Mit einer lautstarken Demonstration vor dem Bundeskanzleramt und dem Bahntower machte die Eisenbahn– und Verkehrsgewerkschaft (EVG) am Montag in Berlin klar, wie eine Bahnpolitik im Interesse der Beschäftigten und Bahnfahrer*innen aussehen muss.
Die Forderung von CDU/CSU und FDP, Bahnnetz und -betrieb aufzuspalten, erhielt eine klare Absage von gewerkschaftlicher Seite. Denn, dass mehr Wettbewerb auf der Schiene die Probleme der Bahn lösen würde, ist neoliberaler Irrglaube, wie der Blick in andere Länder zeigt: So privatisierte Großbritannien in den 1990er Jahren den staatlichen Eisenbahnbetrieb. In der Folge explodierten Betriebskosten und Ticketpreise, während Zuverlässigkeit und Qualität erheblich sanken. Die Aufspaltung in zeitweise über 2.000 selbstständige Gesellschaften führte zu mehr Aufwand und höheren Kosten für einen flüssigen Betrieb und die Instandhaltung der Bahn. Angesichts weitgehend starrer Betriebskosten waren Einsparungen bei Personal, Komfort und Service für private Unternehmen oft die einzige Möglichkeit, ihre Profite zu vergrößern. Die britische Regierung hat die Privatisierung mittlerweile für gescheitert erklärt und setzt wieder auf Verstaatlichung und Integration.

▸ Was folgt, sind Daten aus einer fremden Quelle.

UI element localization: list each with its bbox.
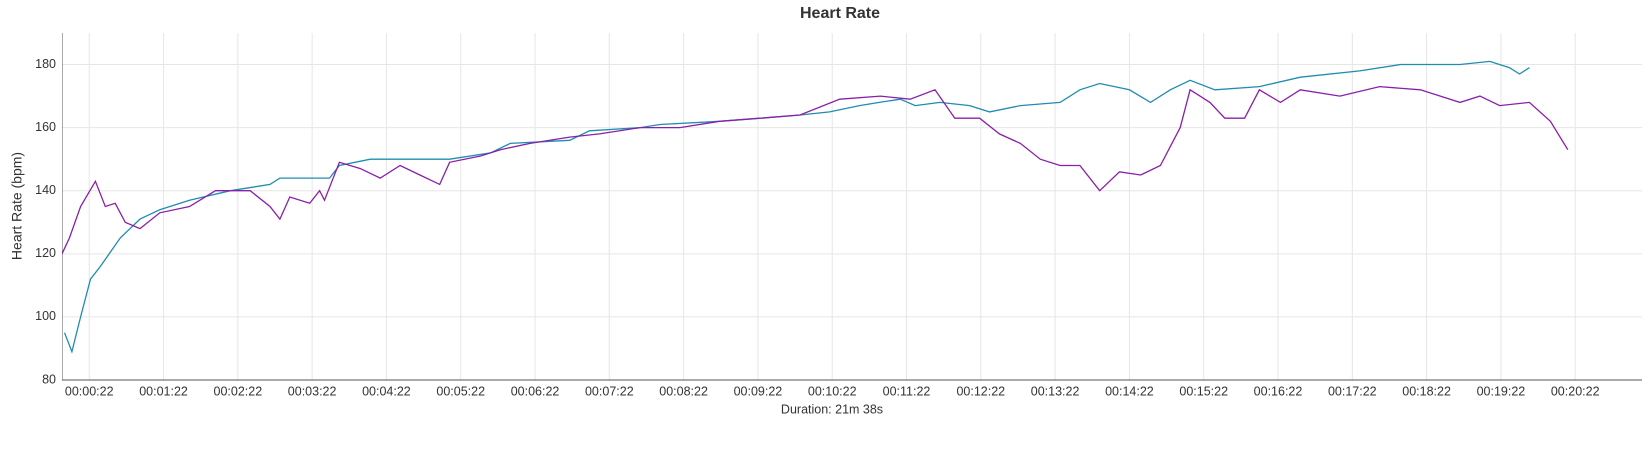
x-tick-label: 00:00:22	[65, 384, 114, 398]
x-tick-label: 00:03:22	[288, 384, 337, 398]
x-tick-label: 00:19:22	[1477, 384, 1526, 398]
x-tick-label: 00:04:22	[362, 384, 411, 398]
x-tick-label: 00:18:22	[1402, 384, 1451, 398]
y-tick-label: 100	[35, 309, 56, 323]
grid	[62, 33, 1642, 381]
y-tick-label: 160	[35, 120, 56, 134]
x-tick-label: 00:12:22	[956, 384, 1005, 398]
x-tick-label: 00:10:22	[808, 384, 857, 398]
x-tick-label: 00:17:22	[1328, 384, 1377, 398]
series-line	[62, 85, 1569, 255]
y-tick-label: 140	[35, 183, 56, 197]
x-tick-label: 00:01:22	[139, 384, 188, 398]
x-tick-label: 00:16:22	[1254, 384, 1303, 398]
series-line	[63, 60, 1530, 354]
y-axis-label: Heart Rate (bpm)	[9, 152, 25, 260]
x-tick-label: 00:06:22	[511, 384, 560, 398]
x-tick-label: 00:05:22	[436, 384, 485, 398]
x-tick-label: 00:15:22	[1179, 384, 1228, 398]
plot-area	[62, 60, 1569, 354]
x-tick-label: 00:07:22	[585, 384, 634, 398]
x-tick-label: 00:09:22	[734, 384, 783, 398]
x-tick-label: 00:14:22	[1105, 384, 1154, 398]
y-tick-label: 120	[35, 246, 56, 260]
tick-labels: 80 100 120 140 160 180 00:00:22 00:01:22 00:02:2…	[35, 57, 1599, 398]
x-tick-label: 00:13:22	[1031, 384, 1080, 398]
x-tick-label: 00:20:22	[1551, 384, 1600, 398]
x-axis-label: Duration: 21m 38s	[781, 402, 883, 416]
y-tick-label: 180	[35, 57, 56, 71]
chart-title: Heart Rate	[800, 5, 880, 22]
x-tick-label: 00:08:22	[659, 384, 708, 398]
x-tick-label: 00:02:22	[214, 384, 263, 398]
y-tick-label: 80	[42, 372, 56, 386]
x-tick-label: 00:11:22	[883, 384, 931, 398]
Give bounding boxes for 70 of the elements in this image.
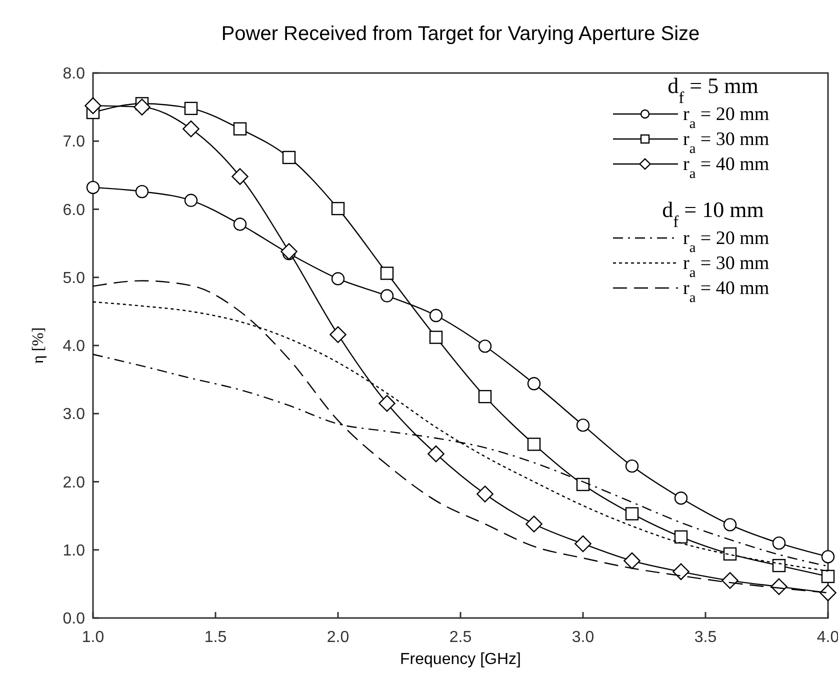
point: [84, 97, 102, 114]
x-tick-label: 3.0: [572, 629, 594, 646]
point: [821, 550, 835, 564]
y-tick-label: 8.0: [62, 66, 86, 83]
legend-label: r$_{a}$ = 40 mm: [683, 278, 770, 306]
point: [331, 272, 345, 286]
point: [331, 202, 345, 216]
annotation: d$_{f}$ = 5 mm: [668, 73, 758, 106]
point: [233, 122, 247, 136]
x-tick-label: 2.5: [449, 629, 472, 646]
point: [625, 507, 639, 520]
point: [624, 552, 640, 570]
point: [378, 395, 396, 412]
legend-label: r$_{a}$ = 30 mm: [683, 253, 770, 281]
point: [380, 289, 394, 302]
point: [476, 486, 494, 502]
point: [722, 572, 738, 589]
point: [576, 478, 590, 492]
point: [280, 243, 298, 260]
legend-label: r$_{a}$ = 40 mm: [683, 154, 770, 182]
y-tick-label: 4.0: [62, 338, 86, 356]
y-tick-label: 1.0: [62, 542, 86, 560]
y-tick-label: 0.0: [62, 610, 86, 628]
legend-label: r$_{a}$ = 20 mm: [683, 104, 770, 132]
point: [232, 168, 248, 185]
point: [821, 570, 835, 584]
point: [184, 194, 198, 207]
point: [429, 308, 443, 322]
chart-title: Power Received from Target for Varying Aperture Size: [221, 23, 700, 45]
point: [625, 459, 639, 473]
x-tick-label: 1.0: [82, 629, 104, 646]
point: [674, 530, 688, 544]
point: [134, 98, 150, 116]
x-tick-label: 1.5: [204, 629, 227, 646]
point: [429, 330, 443, 344]
x-axis-title: Frequency [GHz]: [400, 651, 521, 668]
point: [820, 584, 836, 602]
y-axis-title: η [%]: [30, 327, 47, 364]
point: [526, 516, 542, 532]
point: [380, 266, 394, 280]
y-tick-label: 5.0: [62, 270, 86, 287]
annotation: d$_{f}$ = 10 mm: [662, 197, 764, 230]
x-tick-label: 2.0: [326, 629, 350, 646]
point: [527, 438, 541, 451]
point: [478, 390, 492, 404]
point: [233, 218, 247, 231]
point: [478, 340, 492, 353]
point: [723, 547, 737, 561]
y-tick-label: 3.0: [62, 406, 86, 424]
point: [184, 102, 198, 116]
point: [772, 558, 786, 572]
y-tick-label: 6.0: [62, 202, 86, 219]
point: [576, 418, 590, 432]
point: [674, 492, 688, 505]
point: [574, 535, 592, 552]
point: [86, 180, 100, 194]
point: [135, 184, 149, 198]
point: [672, 563, 690, 580]
legend-label: r$_{a}$ = 20 mm: [683, 228, 770, 256]
point: [428, 445, 444, 462]
point: [182, 120, 200, 138]
point: [772, 536, 786, 550]
legend-label: r$_{a}$ = 30 mm: [683, 129, 770, 157]
point: [330, 326, 346, 343]
point: [282, 150, 296, 164]
x-tick-label: 3.5: [694, 629, 717, 646]
point: [723, 518, 737, 532]
y-tick-label: 2.0: [62, 474, 86, 492]
y-tick-label: 7.0: [62, 134, 86, 151]
point: [527, 377, 541, 390]
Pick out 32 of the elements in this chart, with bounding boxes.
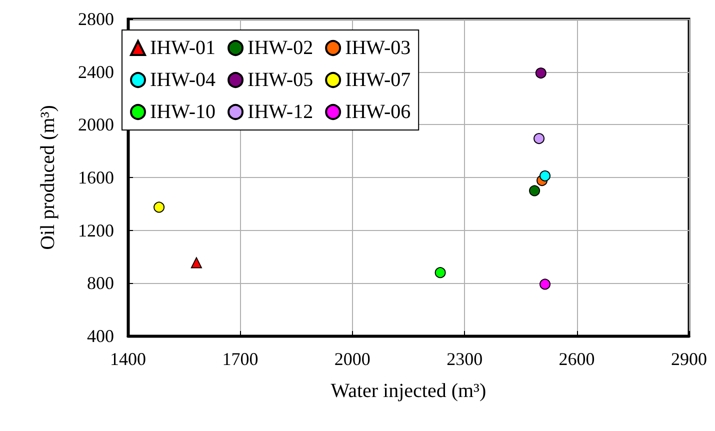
legend-label: IHW-03 (345, 37, 411, 59)
legend-label: IHW-07 (345, 69, 411, 91)
legend-label: IHW-01 (150, 37, 216, 59)
point (540, 170, 551, 182)
x-tick-label: 2000 (334, 349, 370, 369)
y-axis-title: Oil produced (m³) (37, 105, 59, 250)
point (190, 257, 202, 268)
y-tick-label: 400 (87, 326, 114, 346)
y-tick-label: 1600 (78, 168, 114, 188)
point (534, 133, 545, 144)
x-axis-title: Water injected (m³) (330, 380, 486, 402)
point (434, 267, 446, 278)
y-tick-label: 2400 (78, 62, 114, 82)
y-tick-label: 800 (87, 273, 114, 294)
point (154, 202, 165, 213)
legend-label: IHW-05 (248, 69, 314, 91)
x-tick-label: 2900 (671, 349, 707, 369)
point (535, 68, 546, 79)
x-tick-label: 1700 (222, 349, 258, 369)
x-tick-label: 2600 (558, 349, 595, 369)
legend-label: IHW-10 (150, 101, 216, 123)
legend-label: IHW-02 (248, 37, 314, 59)
legend-label: IHW-06 (345, 101, 411, 123)
y-tick-label: 1200 (78, 220, 114, 240)
y-tick-label: 2000 (78, 114, 114, 135)
point (540, 278, 551, 290)
point (529, 185, 540, 196)
x-tick-label: 2300 (446, 349, 483, 369)
y-tick-label: 2800 (78, 9, 114, 29)
x-tick-label: 1400 (110, 349, 146, 369)
legend-label: IHW-04 (150, 69, 216, 91)
legend-label: IHW-12 (248, 101, 314, 123)
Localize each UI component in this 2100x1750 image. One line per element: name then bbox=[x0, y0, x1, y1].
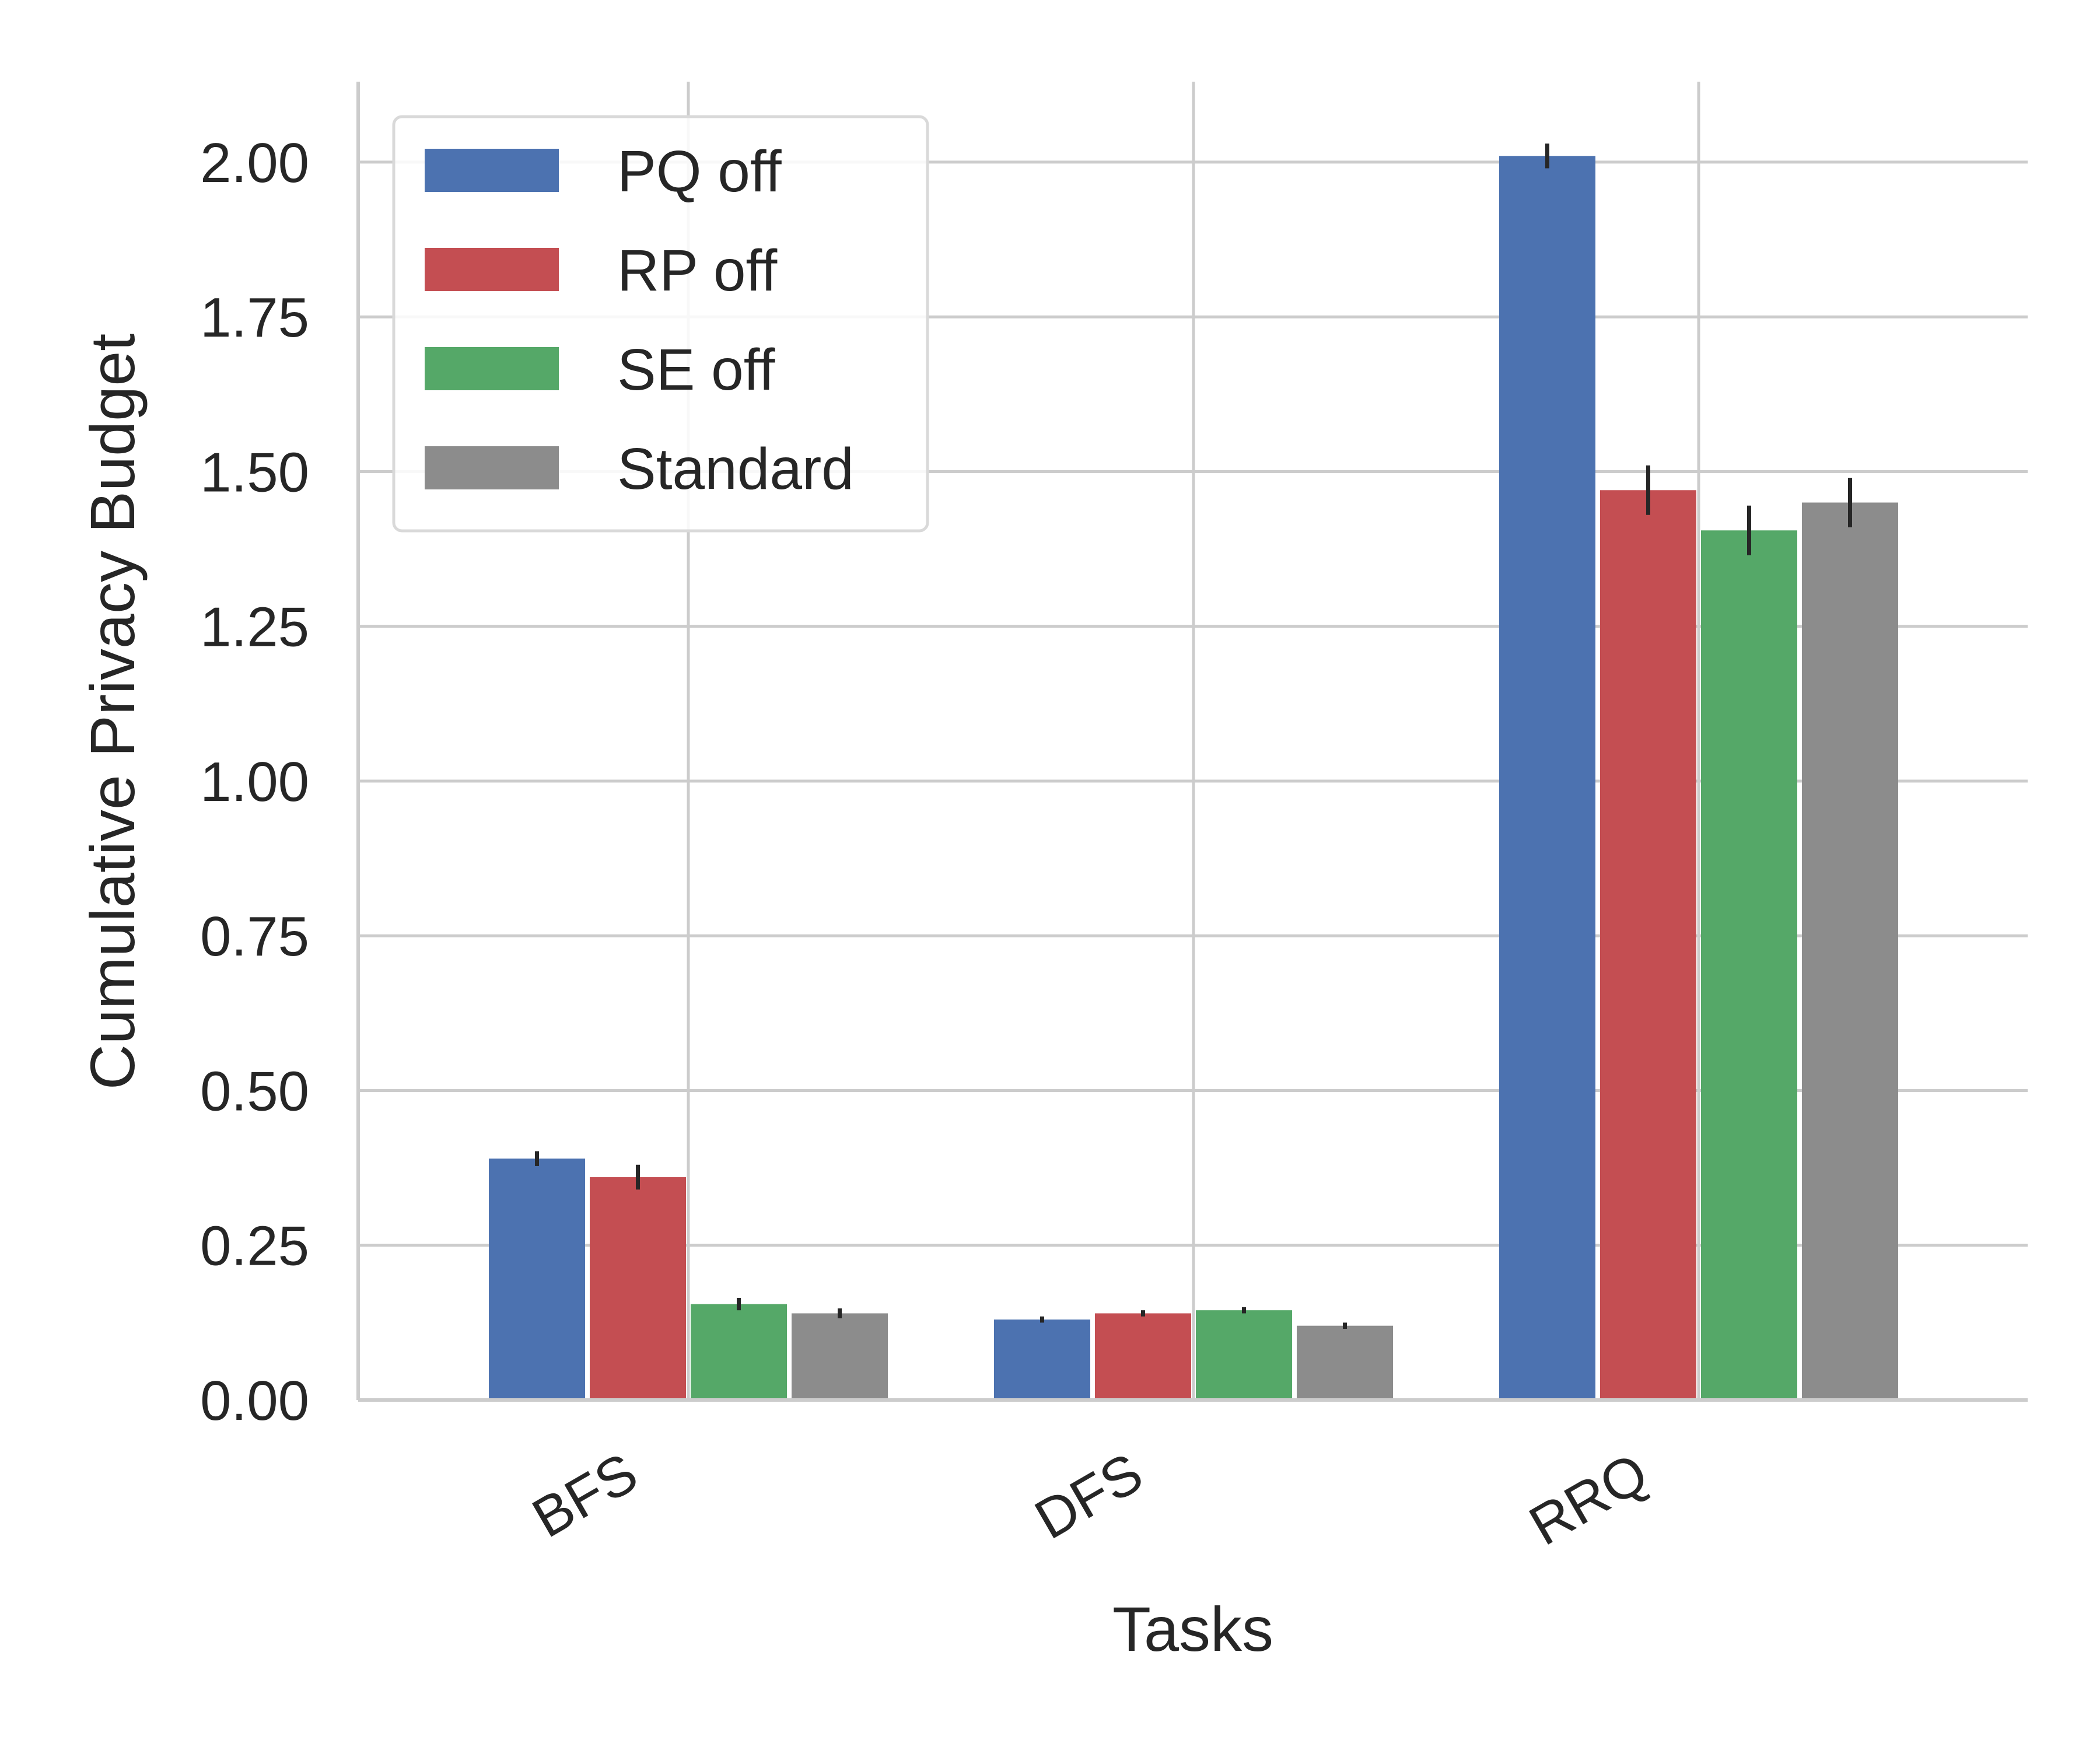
axes bbox=[356, 82, 2028, 1402]
x-tick-label: DFS bbox=[1025, 1441, 1153, 1552]
bar bbox=[489, 1158, 585, 1400]
legend-label: PQ off bbox=[617, 139, 782, 204]
bar bbox=[994, 1320, 1090, 1400]
bar bbox=[792, 1313, 888, 1400]
legend-swatch bbox=[425, 347, 559, 390]
y-tick-label: 1.00 bbox=[200, 751, 309, 813]
bar bbox=[590, 1177, 686, 1400]
x-axis-title: Tasks bbox=[1112, 1594, 1273, 1664]
x-tick-label: RRQ bbox=[1519, 1441, 1658, 1558]
bars bbox=[489, 144, 1898, 1401]
bar bbox=[1297, 1325, 1393, 1400]
y-tick-label: 0.25 bbox=[200, 1215, 309, 1278]
bar bbox=[1600, 490, 1696, 1400]
legend-label: Standard bbox=[617, 436, 854, 502]
legend: PQ off RP off SE off Standard bbox=[392, 115, 929, 533]
legend-swatch bbox=[425, 446, 559, 489]
y-tick-label: 1.50 bbox=[200, 441, 309, 503]
legend-label: SE off bbox=[617, 337, 775, 402]
y-tick-label: 0.75 bbox=[200, 905, 309, 968]
y-tick-label: 2.00 bbox=[200, 132, 309, 194]
y-tick-label: 1.25 bbox=[200, 596, 309, 659]
bar bbox=[1499, 156, 1595, 1400]
tick-labels: 0.00 0.25 0.50 0.75 1.00 1.25 1.50 1.75 2.00 BFS D… bbox=[200, 132, 1658, 1558]
y-tick-label: 1.75 bbox=[200, 286, 309, 349]
bar bbox=[691, 1304, 787, 1400]
y-tick-label: 0.00 bbox=[200, 1370, 309, 1432]
bar bbox=[1196, 1310, 1292, 1400]
legend-label: RP off bbox=[617, 238, 777, 303]
x-tick-label: BFS bbox=[522, 1441, 648, 1550]
bar bbox=[1095, 1313, 1191, 1400]
legend-frame bbox=[392, 115, 929, 533]
legend-swatch bbox=[425, 248, 559, 291]
y-tick-label: 0.50 bbox=[200, 1060, 309, 1122]
bar bbox=[1701, 530, 1797, 1401]
legend-swatch bbox=[425, 149, 559, 192]
y-axis-title: Cumulative Privacy Budget bbox=[77, 334, 148, 1090]
bar bbox=[1802, 502, 1898, 1400]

Dass in einem Gesamtkonzern Infrastruktur, Personen- und Güterverkehr viel besser aufeinander abgestimmt werden können, zeigen Länder wie die Schweiz und Österreich, deren Bahnen zu den zuverlässigsten der Welt zählen. Die Betriebskosten in der Schweiz sind mit 19 Cent pro gefahrenem Kilometer und Fahrgast aktuell nur halb so hoch wie in Großbritannien mit seinem zersplitterten Bahnsystem und die Fernzüge mit 90,1 Prozent Pünktlichkeit (2023) Spitzenreiter in Europa.
Bezahlbare, öffentliche Mobilität ist entscheidend für die Teilhabe aller am öffentlichen Leben, persönliche Freiheit sowie den Schutz von Klima und Umwelt. Der Erhalt und Ausbau eines leistungsstarken, öffentlichen Schienenverkehrs für Güter und Fachkräfte ist zudem zentrale Voraussetzung für den Industriestandort und das Gelingen des sozial-ökologischen Umbaus der Wirtschaft. Deswegen braucht es eine staatliche Bahn, die sich statt an Profiten am Gemeinwohl orientiert.
Nur SPD, Linke und BSW bekennen sich in ihren Wahlprogrammen klar zu einem integrierten Gesamtkonzern in Staatshand. Auch wollen sich die drei Parteien, ebenso wie die Grünen, für den Ausbau des Schienengüterverkehrs einsetzen.
Anstatt von Zerschlagung und Privatisierung zu sprechen, muss der Fokus auf Ausbau, Sanierung und Modernisierung des Bahnverkehrs liegen. Um der Bahn hier langfristige Planungssicherheit zu geben, müssen staatliche Zuschüsse auf hohem Niveau gehalten, langfristig bewilligt und sich der Bund als Eigentümer klar für mehr Investitionen einsetzen. Denn im europäischen Vergleich rangiert Deutschland hier eindeutig im unteren Mittelfeld, was klar der Hauptgrund des schlechten Zustandes der Bahn ist. Eine "Verschlankung" der Bahn, wie von CDU/CSU und FDP gefordert, ist der falsche Weg.
Mobilität ist Teil der öffentlichen Daseinsvorsoge und muss für alle nutzbar und bezahlbar sein. Das Deutschland-Ticket spielt dabei eine wichtige Rolle und muss erhalten sowie für zahlungsschwächere Gruppen vergünstigt werden. Hierzu bekennen sich SPD, Grüne, Linke und BSW.
Die Bundestagswahl am 23. Februar 2025 ist also für jede und jeden auch eine Gelegenheit, für eine leistungsstarke Bahn und bezahlbare Mobilität für alle abzustimmen. Man sollte sie nutzen!